The competition for playing time should be excellent in training camp, and it is certainly not out of the realm of possibility to think the Eagles will invest in a linebacker in free agency or in the draft. They need plays to be made by their 'backers in every phase of the defense. They need to challenge this group and have it become more dominating.
- Free safety is an obvious need and may very well be at the top of the list. Do the Eagles blow up what they know they have -- veteran Sean Jones, who could be headed toward free agency and is really an in-the-box strong safety, anyway; Quintin Demps and Macho Harris -- and march into free agency looking for a veteran to come in and take control of the position? Or do they wait a bit, see how Demps and Harris approach the off-season conditioning program and then use a high draft pick to take one of the plum rookie safeties off the board?

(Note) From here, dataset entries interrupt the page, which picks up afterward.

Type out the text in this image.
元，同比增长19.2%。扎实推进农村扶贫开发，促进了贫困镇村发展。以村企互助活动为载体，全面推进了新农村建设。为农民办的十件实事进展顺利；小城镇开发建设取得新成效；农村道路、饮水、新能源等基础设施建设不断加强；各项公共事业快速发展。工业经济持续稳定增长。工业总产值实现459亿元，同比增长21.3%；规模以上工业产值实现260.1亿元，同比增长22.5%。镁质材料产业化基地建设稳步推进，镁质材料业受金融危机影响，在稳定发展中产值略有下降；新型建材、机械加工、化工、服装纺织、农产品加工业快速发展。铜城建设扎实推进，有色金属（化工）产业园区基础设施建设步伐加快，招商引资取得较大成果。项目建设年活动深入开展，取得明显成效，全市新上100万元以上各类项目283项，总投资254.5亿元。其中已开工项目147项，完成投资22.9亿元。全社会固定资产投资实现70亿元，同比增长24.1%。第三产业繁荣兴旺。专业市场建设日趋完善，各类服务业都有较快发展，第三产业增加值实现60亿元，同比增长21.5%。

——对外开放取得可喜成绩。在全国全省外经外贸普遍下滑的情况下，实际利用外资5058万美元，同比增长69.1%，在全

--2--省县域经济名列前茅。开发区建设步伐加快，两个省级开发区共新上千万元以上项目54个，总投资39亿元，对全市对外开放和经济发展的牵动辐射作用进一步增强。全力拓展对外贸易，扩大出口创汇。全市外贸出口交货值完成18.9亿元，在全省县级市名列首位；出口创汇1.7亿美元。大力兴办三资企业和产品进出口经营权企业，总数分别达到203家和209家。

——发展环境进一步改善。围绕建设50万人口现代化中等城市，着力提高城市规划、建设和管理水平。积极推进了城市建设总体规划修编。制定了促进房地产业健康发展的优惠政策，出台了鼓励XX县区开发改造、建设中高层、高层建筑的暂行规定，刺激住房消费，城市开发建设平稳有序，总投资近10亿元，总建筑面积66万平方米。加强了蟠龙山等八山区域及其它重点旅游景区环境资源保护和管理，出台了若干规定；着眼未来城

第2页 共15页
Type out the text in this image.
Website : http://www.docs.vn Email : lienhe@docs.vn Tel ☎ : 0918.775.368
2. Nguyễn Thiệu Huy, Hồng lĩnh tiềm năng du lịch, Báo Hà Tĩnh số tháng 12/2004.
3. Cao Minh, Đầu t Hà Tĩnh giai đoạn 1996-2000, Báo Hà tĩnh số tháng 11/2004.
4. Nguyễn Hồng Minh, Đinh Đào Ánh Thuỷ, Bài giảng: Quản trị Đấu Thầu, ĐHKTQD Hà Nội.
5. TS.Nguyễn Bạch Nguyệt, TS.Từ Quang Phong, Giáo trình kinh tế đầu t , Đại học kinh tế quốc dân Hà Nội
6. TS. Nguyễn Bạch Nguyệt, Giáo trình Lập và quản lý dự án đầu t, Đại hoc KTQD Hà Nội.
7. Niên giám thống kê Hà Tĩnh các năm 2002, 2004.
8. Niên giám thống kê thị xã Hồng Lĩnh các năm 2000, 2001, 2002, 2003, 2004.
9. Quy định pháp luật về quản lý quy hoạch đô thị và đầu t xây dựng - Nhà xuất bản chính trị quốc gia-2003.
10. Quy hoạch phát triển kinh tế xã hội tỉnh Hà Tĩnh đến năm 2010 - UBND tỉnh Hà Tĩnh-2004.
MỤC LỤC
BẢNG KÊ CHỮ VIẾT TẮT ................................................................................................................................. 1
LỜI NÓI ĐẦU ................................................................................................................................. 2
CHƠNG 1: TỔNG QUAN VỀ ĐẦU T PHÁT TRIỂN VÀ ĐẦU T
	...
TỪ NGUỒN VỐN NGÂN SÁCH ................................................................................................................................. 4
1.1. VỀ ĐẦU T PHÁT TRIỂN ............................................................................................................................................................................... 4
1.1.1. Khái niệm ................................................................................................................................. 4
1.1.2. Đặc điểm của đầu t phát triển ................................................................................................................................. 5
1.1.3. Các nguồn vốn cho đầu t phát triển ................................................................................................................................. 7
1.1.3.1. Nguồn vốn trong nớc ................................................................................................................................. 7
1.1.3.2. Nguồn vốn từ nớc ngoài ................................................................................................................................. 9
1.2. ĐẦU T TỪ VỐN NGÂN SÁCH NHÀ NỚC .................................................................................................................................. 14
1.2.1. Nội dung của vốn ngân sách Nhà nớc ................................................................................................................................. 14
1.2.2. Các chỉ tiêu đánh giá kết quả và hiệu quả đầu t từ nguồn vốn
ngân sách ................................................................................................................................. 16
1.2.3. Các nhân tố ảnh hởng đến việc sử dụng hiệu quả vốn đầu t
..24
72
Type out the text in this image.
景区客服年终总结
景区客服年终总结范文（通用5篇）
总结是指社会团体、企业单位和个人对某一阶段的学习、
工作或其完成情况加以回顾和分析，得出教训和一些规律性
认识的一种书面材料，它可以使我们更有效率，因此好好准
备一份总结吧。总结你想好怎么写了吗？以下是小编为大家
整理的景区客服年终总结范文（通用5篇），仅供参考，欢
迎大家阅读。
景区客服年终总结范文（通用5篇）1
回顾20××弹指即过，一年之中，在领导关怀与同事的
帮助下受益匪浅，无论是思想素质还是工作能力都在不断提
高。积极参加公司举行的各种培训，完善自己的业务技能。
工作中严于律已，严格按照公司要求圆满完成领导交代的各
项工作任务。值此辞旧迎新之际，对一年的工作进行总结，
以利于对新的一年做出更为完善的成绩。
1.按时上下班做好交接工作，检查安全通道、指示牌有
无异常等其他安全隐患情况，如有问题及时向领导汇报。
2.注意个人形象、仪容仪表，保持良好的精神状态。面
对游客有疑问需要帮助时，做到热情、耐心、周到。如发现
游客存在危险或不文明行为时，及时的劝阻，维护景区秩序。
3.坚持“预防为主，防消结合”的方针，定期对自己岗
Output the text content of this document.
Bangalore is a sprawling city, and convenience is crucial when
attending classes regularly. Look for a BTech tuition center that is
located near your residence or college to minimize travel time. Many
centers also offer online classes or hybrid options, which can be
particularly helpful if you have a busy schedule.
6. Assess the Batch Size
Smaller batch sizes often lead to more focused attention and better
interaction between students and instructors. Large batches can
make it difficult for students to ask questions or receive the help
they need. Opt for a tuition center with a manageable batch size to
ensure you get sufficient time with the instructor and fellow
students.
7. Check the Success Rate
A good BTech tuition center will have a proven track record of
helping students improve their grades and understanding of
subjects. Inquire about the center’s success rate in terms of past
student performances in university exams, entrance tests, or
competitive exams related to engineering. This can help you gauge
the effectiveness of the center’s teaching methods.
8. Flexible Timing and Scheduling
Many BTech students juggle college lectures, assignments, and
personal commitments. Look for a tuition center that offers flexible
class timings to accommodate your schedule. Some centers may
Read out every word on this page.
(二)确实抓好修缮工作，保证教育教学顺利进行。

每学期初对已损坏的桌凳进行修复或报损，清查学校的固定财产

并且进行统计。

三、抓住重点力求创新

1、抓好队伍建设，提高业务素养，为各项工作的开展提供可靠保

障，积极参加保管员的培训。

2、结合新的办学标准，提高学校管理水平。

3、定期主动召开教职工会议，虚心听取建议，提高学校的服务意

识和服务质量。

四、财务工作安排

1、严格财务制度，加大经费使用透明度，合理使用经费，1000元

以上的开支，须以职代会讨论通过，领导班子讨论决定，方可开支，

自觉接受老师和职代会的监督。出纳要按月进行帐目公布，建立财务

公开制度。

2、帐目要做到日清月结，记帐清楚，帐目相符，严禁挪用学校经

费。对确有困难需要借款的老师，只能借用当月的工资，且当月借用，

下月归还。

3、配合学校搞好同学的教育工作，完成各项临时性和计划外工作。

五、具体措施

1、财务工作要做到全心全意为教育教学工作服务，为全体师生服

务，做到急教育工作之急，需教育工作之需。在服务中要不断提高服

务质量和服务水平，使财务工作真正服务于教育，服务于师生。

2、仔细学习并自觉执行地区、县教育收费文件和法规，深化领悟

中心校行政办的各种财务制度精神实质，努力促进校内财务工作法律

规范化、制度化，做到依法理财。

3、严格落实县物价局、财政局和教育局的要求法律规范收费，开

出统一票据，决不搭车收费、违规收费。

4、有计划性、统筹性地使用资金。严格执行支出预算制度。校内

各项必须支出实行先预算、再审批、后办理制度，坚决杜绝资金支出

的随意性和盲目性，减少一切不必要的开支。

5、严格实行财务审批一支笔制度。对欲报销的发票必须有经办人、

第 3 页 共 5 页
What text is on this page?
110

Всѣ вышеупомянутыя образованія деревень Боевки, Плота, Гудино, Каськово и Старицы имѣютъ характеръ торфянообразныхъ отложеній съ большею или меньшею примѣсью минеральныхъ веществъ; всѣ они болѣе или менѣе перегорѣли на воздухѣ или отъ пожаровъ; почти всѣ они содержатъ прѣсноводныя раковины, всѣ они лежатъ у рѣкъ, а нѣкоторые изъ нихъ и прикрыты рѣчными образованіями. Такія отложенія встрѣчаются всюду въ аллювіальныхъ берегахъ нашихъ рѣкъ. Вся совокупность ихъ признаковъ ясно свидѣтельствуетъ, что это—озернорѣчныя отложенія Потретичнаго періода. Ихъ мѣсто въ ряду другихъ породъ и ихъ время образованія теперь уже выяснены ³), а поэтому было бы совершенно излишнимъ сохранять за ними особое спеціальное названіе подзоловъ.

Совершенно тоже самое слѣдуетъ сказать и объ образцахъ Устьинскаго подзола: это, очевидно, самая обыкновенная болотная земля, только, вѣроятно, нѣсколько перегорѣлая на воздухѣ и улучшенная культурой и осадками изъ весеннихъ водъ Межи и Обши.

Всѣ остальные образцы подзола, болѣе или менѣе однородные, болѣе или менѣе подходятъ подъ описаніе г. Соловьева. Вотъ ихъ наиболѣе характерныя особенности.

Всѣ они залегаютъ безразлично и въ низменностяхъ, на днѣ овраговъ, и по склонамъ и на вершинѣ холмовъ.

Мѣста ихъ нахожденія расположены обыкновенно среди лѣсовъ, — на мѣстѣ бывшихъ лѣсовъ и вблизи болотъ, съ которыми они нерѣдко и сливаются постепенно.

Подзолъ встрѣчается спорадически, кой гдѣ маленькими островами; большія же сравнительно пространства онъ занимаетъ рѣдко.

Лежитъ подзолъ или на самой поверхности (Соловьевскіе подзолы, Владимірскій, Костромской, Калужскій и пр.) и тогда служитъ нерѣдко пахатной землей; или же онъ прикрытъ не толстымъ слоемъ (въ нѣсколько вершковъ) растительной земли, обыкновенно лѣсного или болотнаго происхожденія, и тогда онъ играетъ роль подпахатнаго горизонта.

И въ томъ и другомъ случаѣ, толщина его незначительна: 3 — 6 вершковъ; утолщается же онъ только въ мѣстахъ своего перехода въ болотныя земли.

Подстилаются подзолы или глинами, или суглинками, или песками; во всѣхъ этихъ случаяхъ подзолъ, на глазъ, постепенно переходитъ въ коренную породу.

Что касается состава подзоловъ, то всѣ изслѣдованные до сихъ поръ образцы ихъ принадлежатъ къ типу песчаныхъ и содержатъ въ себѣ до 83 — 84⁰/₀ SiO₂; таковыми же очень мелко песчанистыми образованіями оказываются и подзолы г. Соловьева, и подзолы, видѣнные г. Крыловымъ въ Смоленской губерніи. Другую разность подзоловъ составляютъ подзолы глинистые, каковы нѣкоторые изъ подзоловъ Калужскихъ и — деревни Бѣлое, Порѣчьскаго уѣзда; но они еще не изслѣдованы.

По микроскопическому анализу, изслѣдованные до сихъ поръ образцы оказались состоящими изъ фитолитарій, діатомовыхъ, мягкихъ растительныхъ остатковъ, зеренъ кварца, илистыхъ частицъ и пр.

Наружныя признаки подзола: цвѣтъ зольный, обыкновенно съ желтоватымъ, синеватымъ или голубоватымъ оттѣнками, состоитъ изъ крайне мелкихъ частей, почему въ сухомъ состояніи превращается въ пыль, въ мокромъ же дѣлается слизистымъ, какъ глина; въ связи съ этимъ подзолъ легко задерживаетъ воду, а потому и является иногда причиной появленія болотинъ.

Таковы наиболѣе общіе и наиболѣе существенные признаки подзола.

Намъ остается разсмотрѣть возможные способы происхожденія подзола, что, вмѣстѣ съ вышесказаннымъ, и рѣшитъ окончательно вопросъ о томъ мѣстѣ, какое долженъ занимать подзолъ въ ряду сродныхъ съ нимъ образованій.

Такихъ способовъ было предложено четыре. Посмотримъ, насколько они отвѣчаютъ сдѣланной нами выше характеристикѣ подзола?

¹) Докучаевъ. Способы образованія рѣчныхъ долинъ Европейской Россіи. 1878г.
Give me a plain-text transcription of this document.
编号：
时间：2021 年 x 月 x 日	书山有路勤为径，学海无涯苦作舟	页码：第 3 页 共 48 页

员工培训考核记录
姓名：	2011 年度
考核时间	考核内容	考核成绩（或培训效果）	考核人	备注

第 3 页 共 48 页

The Eagles lost Brian Dawkins in free agency, a move that, of course, elicited intense reaction from Eagles fans and the media. Fine. He went and then the Eagles had to replace him and, as the thinking in the NFL goes, upgrade the position. They didn't do that, and struggled all year at free safety. The spotty play there affected strong safety Quintin Mikell's play and offenses wasted no time late in the year attacking that position. McDermott could only manipulate the scheme so much to cover up the deficiencies at free safety.
It is going to be extremely interesting to see what happens here. I, for one, am not giving up on Demps or on Harris. Demps has to live at the NovaCare Complex throughout the off-season and truly apply himself to McDermott's defense and learn it inside and out. Same with Harris, who had never played the position before the Eagles moved him there in the post-draft mini-camp.
This is a need, a huge one. The Eagles have to make the right call at free safety, one that could impact the entire defense for 2010.
- How good are the cornerbacks? I think they are pretty darn good. Asante Samuel is taking heat because he didn't play enough physical football and because offenses attacked him on that bubble screen, and he deserves heat for that. But Samuel is one of the game's premier playmakers at the position. The Eagles know that teams are going to run at Samuel and they know that the screen pass is going to come his way, so he either has to step up and play better at the point of attack or he has to, well, I guess he has no choice. Take that bubble screen away. Samuel needs to make plays there.
Sheldon Brown clearly wasn't himself after hurting his hamstring, but he continued to play. I worry when cornerbacks have serious hamstring injuries, to be honest. It is something I keep an eye on. But Brown will prepare well in the off-season and he will be ready to make another Pro Bowl push next year.
Depth at cornerback is, suddenly, a bit of a concern. Joselio Hanson had his struggles after returning from his suspension for violating the substance-abuse policy. Can he get his game back on track? He should have that opportunity.
Ellis Hobbs is unsigned after the year is over, and he would be a nice player to have back for what he does as a cornerback and on special teams. He is expected to make a full recovery.
There are some nice, young prospects here that the Eagles will try to continue to develop. Dimitri Patterson and Geoffrey Pope have a good feel for the scheme and could provide some competition for playing time. Cornerback is said by the draft "experts" to be weak, so the Eagles might be better off working with what they have rather than trying to overturn the position.
So how many players away is the defense from being one of the best of the best again? If they can add a dynamic pass rusher and solve the question mark at free safety, and get Bradley and Gaither healthy and back on the field, this defense will have the kind of depth, speed and play-making ability to allow McDermott to have a whole lot of fun preparing for game days.